ART IN AMERICA REVIEW: GROPIUS MEMORY PALACE
One of my favorite projects from last year was working with Ben Thorp Brown on his video installation, Gropius Memory Palace. Ben is an artist working in media, photography, sculpture, and performance. His work often addresses how transformations in technology and capitalism affect embodied experience and memory. He first got in touch inquiring about hypnosis, the functionality of memory palaces, and guiding trances. He was interested in elegantly combining these experiences with a historical and educational tour of the Fagus Factory in Alfeld, Germany, which was designed by the founder of the Bauhaus movement, Walter Gropius. It was my pleasure to collaborate with Ben and contribute original music, co-write the script, and perform the voiceover for the piece. It's currently making its way around the U.S. and Europe, and will be in the NYC area soon.

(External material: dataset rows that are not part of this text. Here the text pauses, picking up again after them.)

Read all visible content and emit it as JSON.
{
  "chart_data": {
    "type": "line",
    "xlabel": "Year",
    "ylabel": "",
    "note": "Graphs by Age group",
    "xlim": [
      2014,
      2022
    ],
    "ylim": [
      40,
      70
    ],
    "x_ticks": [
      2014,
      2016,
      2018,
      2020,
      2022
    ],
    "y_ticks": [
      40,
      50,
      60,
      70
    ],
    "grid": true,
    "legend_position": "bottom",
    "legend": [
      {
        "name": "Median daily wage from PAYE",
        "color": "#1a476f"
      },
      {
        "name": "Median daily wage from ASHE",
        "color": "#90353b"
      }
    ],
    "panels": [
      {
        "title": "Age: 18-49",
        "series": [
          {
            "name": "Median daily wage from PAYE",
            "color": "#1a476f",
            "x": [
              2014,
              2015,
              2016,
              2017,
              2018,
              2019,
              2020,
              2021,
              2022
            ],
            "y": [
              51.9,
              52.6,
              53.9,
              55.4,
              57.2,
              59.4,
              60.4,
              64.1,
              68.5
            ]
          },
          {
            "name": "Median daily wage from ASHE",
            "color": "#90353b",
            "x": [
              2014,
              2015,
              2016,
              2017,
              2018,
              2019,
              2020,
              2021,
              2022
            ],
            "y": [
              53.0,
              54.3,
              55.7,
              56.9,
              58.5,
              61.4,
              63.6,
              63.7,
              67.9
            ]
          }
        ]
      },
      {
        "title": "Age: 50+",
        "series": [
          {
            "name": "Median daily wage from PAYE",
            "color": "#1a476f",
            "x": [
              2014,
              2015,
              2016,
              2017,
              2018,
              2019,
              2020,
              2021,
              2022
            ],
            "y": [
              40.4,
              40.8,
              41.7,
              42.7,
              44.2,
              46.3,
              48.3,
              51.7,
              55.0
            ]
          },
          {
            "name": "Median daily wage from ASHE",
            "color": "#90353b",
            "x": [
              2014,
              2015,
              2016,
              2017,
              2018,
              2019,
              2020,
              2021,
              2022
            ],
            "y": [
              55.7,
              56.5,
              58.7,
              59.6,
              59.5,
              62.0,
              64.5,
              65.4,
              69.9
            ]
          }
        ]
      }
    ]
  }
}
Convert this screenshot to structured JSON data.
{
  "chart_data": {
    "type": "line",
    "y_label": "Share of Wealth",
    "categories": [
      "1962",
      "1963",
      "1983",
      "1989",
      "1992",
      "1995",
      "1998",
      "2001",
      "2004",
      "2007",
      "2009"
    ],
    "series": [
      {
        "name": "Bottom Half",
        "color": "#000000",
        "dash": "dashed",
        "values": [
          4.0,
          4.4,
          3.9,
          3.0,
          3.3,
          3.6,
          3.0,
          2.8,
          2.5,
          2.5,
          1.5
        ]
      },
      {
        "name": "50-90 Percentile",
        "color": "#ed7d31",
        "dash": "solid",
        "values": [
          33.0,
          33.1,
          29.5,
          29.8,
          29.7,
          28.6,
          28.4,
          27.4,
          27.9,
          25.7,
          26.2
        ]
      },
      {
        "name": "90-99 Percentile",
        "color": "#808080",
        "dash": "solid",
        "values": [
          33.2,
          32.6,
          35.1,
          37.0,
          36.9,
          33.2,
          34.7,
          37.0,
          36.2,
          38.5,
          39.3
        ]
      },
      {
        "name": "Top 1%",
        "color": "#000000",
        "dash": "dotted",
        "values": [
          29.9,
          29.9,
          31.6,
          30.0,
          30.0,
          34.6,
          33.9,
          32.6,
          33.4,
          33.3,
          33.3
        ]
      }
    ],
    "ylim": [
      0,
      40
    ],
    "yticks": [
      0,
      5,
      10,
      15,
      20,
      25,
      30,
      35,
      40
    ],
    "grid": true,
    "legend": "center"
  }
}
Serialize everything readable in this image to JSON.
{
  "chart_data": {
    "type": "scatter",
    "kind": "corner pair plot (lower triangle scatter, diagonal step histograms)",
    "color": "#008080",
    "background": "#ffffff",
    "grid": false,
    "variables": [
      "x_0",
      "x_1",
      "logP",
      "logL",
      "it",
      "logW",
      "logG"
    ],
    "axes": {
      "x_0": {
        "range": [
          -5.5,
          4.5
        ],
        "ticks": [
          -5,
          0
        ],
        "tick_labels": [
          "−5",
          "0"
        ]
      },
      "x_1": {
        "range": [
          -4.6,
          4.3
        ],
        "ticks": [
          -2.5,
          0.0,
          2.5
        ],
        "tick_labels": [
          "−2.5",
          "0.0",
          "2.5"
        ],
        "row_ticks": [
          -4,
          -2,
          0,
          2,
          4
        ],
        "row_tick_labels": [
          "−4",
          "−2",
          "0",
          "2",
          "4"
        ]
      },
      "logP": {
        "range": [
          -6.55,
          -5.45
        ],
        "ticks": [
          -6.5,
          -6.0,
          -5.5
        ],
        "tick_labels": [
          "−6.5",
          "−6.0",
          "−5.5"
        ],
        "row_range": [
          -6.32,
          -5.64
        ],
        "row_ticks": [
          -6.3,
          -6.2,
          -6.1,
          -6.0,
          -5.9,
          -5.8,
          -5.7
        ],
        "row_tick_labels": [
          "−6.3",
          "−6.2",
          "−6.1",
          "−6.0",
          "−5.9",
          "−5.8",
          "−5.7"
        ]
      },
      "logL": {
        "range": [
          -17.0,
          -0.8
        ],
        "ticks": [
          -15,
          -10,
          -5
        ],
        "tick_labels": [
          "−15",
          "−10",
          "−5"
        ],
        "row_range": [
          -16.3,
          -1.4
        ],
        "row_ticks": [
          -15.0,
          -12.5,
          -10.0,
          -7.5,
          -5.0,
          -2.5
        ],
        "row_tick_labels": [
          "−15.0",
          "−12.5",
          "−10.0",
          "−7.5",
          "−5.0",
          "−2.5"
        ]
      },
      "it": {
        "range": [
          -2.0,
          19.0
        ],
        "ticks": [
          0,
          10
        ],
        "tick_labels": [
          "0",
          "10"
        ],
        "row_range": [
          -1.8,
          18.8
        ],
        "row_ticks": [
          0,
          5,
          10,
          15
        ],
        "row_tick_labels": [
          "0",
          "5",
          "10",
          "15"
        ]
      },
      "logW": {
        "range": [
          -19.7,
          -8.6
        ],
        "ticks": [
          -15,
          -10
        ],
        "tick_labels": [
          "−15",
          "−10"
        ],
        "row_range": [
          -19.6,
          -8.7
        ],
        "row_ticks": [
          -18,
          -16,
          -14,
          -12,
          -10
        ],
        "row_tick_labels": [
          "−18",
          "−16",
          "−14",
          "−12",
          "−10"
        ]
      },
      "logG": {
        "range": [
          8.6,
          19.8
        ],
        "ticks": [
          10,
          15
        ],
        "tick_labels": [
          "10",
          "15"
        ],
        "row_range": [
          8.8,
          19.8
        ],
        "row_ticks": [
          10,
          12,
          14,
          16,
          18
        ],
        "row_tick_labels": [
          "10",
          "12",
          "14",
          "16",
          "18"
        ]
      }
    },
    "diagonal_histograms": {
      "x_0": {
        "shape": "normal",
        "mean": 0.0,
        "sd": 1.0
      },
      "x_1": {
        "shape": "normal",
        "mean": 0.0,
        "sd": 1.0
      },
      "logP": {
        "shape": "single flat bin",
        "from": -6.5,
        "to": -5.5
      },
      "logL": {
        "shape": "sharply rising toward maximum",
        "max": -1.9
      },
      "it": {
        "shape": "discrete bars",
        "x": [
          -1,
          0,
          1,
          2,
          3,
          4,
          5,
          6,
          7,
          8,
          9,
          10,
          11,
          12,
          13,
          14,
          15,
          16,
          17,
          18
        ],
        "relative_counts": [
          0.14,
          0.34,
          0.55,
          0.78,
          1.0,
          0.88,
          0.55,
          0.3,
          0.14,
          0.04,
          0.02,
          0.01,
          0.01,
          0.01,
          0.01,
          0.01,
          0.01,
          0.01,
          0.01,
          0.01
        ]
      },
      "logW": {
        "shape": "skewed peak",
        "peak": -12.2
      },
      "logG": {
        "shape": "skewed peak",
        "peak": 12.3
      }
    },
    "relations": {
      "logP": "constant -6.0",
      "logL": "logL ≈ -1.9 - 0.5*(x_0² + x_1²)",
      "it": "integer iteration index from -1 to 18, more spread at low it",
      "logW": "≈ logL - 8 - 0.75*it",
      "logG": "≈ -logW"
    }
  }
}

Ben Thorp Brown has an eye for the ephemera of capitalism—the cultural byproducts of industrial production and corporate accumulation. His video Open Outcry (2013) focuses on the obsolete hand gestures that were used on commodity trading floors in the predigital era, while his installation Toymakers (2014) explores the production of Lucite “deal toys,” the trophylike objects given to commemorate major corporate transactions. His new video, Gropius Memory Palace (2017), which premiered as part of the Saint Louis Art Museum’s New Media Series, features shoe lasts—unexpectedly beautiful forms that approximate the human foot and are used in producing and repairing shoes. Specifically, they are lasts from Germany’s Fagus Factory, which has produced these objects continuously since 1911. Fagus deploys both cutting-edge automation and handcraft techniques to create its signature product.
The Fagus facility carries historical weight not only because it brings together a century’s worth of manufacturing techniques, but also because it was designed by Bauhuas architect Walter Gropius. Brown shoots Gropius’s distinctive yellow-brick buildings with a seductive, sleek style of cinematography. Midway through the work, several beautifully composed shots present glass curtain walls reflecting a cloud-speckled sky. Even more striking is a rotating, low-angle pan taken from the interior of one building. The structure’s glass-and-steel frame appears to twist on-screen, producing a disorienting play of light and form. In this moment, the viewer can lose awareness of the larger edifice, instead focusing on the geometric patterns of its elements. It seems appropriate, then, when a calm male voice intones: “It’s best to continue to let your attention rest with your senses, letting the eyes stare softly into the image.”
The voice belongs to a hypnotherapist, Daniel Ryan, who guides viewers throughout the video. At the beginning of the work—before the Fagus buildings or the lasts inside are introduced, when the screen displays only the faintest glow—the focal point is his voice. He leads a relaxation exercise replete with instructions to take deep breaths, relax muscles, and expand awareness. As a montage of archival photographs of the factory plays, he moves into a brief treatise on memory, accompanied by a soundtrack of New Age pulses and hums. He explains the process of “memory reconsolidation,” by which the mind routinely alters memories and restabilizes them to create new mental images, despite our sense of memories as authentic and immutable. He also discusses ways of sharpening memory by using “architectural mnemonics,” or creating imaginary “memory palaces” modeled on real, meaningful places. From there, he begins to deliver a 101 on the factory—its location, designer, function, and notable architectural features—as Brown’s footage of the facade fills the screen.
Just as the glass and steel begin to rotate in the aforementioned shot, however, Ryan’s narration returns to the mode of guided meditation that opens the film. “During this exercise,” he says, “the intention is to let your own memory naturally provide places and experiences that will be the framework of your memory palace.” This directive hangs in the air as the camera moves through the Fagus facility—first the handcraft workshops and then the automated production facilities, the administrative offices, and the cafeteria. Ryan asks the viewer to create a memory palace from whole cloth, but the details of the Fagus spaces invade the mnemonic architecture as it is constructed.
In the video’s penultimate section, the cinematographic tour reaches a showroom and museum, revealing that the production facility is also a UNESCO World Heritage site and tourist destination. The in-house exhibitions at Fagus appear to center on the facility’s architecture, twentieth-century shoe production, and canonical design history. Fagus is, among other things, a place of history—a site of institutional authority where narratives of production, nationalism, and modernity are disseminated. Brown is interested in the ways this history is variously embodied and represented in the spaces he documents, but is even more intrigued by its mutability. Early in the video, Ryan states that “new learning can be integrated and old learning can be reframed” during memory reconsolidation. Navigating the landmark industrial palace not as a repository for a fixed historical narrative but as something slightly more open—an organ of collective memory—Brown insists that the meaning of the place can be changed and restabilized to create new forms, at least for those prepared to see the exercise through.